Kelompok disabilitas juga perlu diberi kesempatan untuk memilih layanan kesehatan serta ikut memutuskan tindakan diagnosis serta terapi untuk diri mereka. Mereka berhak memperoleh alat bantu kesehatan yang diperlukan agar dapat melakukan kegiatan sehari-hari. Pemerintah pusat atau daerah harus menjamin fasilitas kesehatan terbuka dan dapat diakses kelompok disabilitas.
Khusus pencegahan Covid-19, saya rasa juga ada perhatian khusus untuk kelompok disabilitas. Kelompok disabilitas berisiko tertular Covid-19 apabila tak memahami cara melindungi diri dari penularan Covid-19. Mereka juga harus mampu melaksanakan upaya perlindungan diri seperti memakai masker, mencuci tangan, menjaga jarak, serta menghindari kerumunan orang.
Sebagian disabilitas memerlukan pendamping saat di luar rumah, misalnya pendorong kursi roda. Di era pandemi ini mungkin saja pendamping tidak bisa datang sehingga perlu dicarikan pengganti agar dia dapat melakukan kegiatan yang diperlukannya.
Sekolah khusus untuk para disabilitas juga ditutup. Jika diwajibkan belajar dari rumah, harus dicarikan jalan agar siswa disabilitas dapat belajar dengan baik. Mungkin diperlukan alat bantu khusus untuk dapat menjamin berlangsungnya proses belajar-mengajar jarak jauh ini. Pembelajaran jarak jauh mungkin juga memberikan kemudahan bagi penyandang disabilitas karena mereka tak perlu menggunakan transportasi yang kadang-kadang menjadi hambatan. Namun, juga harus diperhatikan alat bantu yang akan digunakan dalam proses belajar dari rumah.
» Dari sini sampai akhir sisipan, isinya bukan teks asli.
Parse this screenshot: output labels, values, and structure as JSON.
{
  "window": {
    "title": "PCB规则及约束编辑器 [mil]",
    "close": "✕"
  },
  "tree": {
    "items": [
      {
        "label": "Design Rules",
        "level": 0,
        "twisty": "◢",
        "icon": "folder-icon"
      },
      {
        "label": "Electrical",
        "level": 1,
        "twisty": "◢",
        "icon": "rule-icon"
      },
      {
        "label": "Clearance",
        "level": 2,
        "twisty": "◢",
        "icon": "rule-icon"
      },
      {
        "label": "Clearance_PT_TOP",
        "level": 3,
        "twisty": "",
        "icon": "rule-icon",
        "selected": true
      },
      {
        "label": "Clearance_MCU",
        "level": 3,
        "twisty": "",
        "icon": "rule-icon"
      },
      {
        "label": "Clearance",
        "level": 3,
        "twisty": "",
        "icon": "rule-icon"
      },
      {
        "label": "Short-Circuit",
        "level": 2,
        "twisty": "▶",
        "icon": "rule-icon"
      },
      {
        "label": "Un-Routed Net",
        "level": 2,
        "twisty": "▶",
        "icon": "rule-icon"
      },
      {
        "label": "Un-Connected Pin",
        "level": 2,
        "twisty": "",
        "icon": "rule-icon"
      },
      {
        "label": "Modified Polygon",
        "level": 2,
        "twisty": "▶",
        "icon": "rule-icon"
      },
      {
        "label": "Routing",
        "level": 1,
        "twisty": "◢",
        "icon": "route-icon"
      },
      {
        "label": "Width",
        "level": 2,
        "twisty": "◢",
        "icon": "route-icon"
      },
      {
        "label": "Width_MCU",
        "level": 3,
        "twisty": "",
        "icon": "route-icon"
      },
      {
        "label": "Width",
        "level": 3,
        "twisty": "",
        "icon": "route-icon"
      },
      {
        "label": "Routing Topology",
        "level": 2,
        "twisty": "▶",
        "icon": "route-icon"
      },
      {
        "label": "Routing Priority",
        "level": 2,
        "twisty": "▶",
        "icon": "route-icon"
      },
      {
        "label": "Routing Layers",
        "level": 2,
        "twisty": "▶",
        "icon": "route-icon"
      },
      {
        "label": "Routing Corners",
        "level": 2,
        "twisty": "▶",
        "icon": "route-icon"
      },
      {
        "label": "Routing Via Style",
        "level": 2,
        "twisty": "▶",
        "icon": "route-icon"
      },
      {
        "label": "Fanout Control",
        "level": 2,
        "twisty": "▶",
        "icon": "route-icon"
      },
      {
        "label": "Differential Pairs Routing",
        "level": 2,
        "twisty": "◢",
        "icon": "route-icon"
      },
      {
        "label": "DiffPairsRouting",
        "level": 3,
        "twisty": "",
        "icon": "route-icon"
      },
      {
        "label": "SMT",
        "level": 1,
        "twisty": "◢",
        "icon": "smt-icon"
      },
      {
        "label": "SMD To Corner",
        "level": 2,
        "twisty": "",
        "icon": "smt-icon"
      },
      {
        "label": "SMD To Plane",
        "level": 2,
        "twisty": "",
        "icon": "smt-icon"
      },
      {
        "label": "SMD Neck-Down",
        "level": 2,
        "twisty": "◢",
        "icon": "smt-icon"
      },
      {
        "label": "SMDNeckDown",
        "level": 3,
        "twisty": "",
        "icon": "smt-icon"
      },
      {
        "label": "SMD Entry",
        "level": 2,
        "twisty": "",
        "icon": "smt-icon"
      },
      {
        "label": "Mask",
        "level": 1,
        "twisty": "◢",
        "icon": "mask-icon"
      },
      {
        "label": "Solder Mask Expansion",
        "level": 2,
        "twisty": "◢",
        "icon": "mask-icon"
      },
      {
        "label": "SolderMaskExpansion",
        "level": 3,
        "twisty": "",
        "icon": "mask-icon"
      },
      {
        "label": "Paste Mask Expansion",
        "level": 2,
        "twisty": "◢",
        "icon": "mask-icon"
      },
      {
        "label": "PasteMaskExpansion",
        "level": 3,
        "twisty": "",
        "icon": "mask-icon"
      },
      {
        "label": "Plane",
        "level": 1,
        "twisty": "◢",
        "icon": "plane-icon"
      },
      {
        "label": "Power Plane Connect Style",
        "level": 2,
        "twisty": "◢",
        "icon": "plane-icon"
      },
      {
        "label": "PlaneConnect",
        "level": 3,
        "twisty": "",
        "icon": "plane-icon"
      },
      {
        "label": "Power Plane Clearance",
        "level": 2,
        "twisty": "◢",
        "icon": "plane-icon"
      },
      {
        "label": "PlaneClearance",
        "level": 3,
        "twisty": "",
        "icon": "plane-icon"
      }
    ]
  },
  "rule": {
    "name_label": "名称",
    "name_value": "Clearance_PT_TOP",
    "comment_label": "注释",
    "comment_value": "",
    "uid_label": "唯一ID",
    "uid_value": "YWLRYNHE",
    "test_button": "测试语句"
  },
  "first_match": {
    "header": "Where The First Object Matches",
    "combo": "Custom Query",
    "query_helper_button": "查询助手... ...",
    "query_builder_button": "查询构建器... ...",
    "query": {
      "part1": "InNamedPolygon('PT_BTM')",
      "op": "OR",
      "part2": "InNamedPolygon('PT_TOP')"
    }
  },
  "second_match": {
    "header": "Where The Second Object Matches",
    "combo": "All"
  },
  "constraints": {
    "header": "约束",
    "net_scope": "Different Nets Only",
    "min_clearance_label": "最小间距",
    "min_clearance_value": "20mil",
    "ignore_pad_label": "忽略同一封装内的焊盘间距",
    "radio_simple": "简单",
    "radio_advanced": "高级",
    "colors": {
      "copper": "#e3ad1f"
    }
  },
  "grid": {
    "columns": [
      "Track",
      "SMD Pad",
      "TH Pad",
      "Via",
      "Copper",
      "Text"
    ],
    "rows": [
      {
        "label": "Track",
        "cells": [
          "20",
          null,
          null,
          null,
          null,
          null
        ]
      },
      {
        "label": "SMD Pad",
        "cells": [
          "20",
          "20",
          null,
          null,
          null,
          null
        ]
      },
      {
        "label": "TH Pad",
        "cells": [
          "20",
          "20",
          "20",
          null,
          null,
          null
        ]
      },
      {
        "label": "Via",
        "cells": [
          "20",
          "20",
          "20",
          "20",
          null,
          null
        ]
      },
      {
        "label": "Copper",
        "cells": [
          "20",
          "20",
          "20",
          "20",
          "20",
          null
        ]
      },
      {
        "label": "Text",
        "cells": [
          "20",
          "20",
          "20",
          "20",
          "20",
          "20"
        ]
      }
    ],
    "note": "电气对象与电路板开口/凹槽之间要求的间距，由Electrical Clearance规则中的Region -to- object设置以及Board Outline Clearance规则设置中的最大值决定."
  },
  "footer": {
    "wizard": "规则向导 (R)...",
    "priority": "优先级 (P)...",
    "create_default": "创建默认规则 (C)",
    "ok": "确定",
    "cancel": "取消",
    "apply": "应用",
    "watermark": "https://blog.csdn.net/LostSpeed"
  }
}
Untuk dapat meningkatkan kepedulian masyarakat dan pemerintah, maka teman-teman disabilitas harus memperkuat barisan. Menyamakan tujuan dan secara terorganisasi melakukan kegiatan dan advokasi. Saya percaya suara 27 juta orang disabilitas jika diungkapkan dengan jelas akan didengar oleh masyarakat dan pemerintah.
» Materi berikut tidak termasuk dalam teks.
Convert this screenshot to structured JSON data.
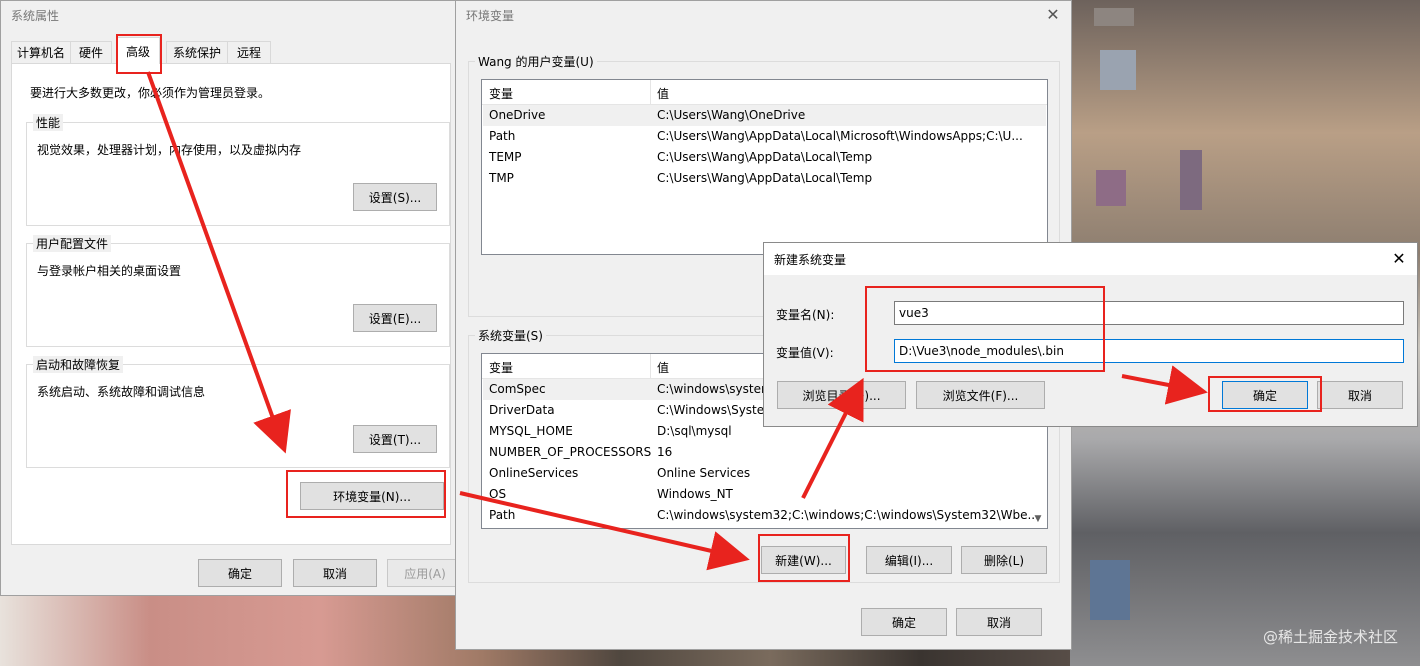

Organisasi disabilitas juga harus meningkatkan kegiatan di bidang bisnis dan kesejahteraan. Teman-teman yang sudah berhasil di bidang bisnis dapat berbagi pengalaman agar lebih banyak disabilitas yang berhasil berbisnis. Komunitas disabilitas merupakan komunitas yang besar dan pasar yang besar pula. Komunitas dapat menentukan kebijakan yang meningkatkan kesejahteraan para disabilitas di seluruh Indonesia. Dengan demikian, saudara-saudara kita disabilitas dapat ikut membangun negeri ini. Semoga Anda tetap sehat dan produktif.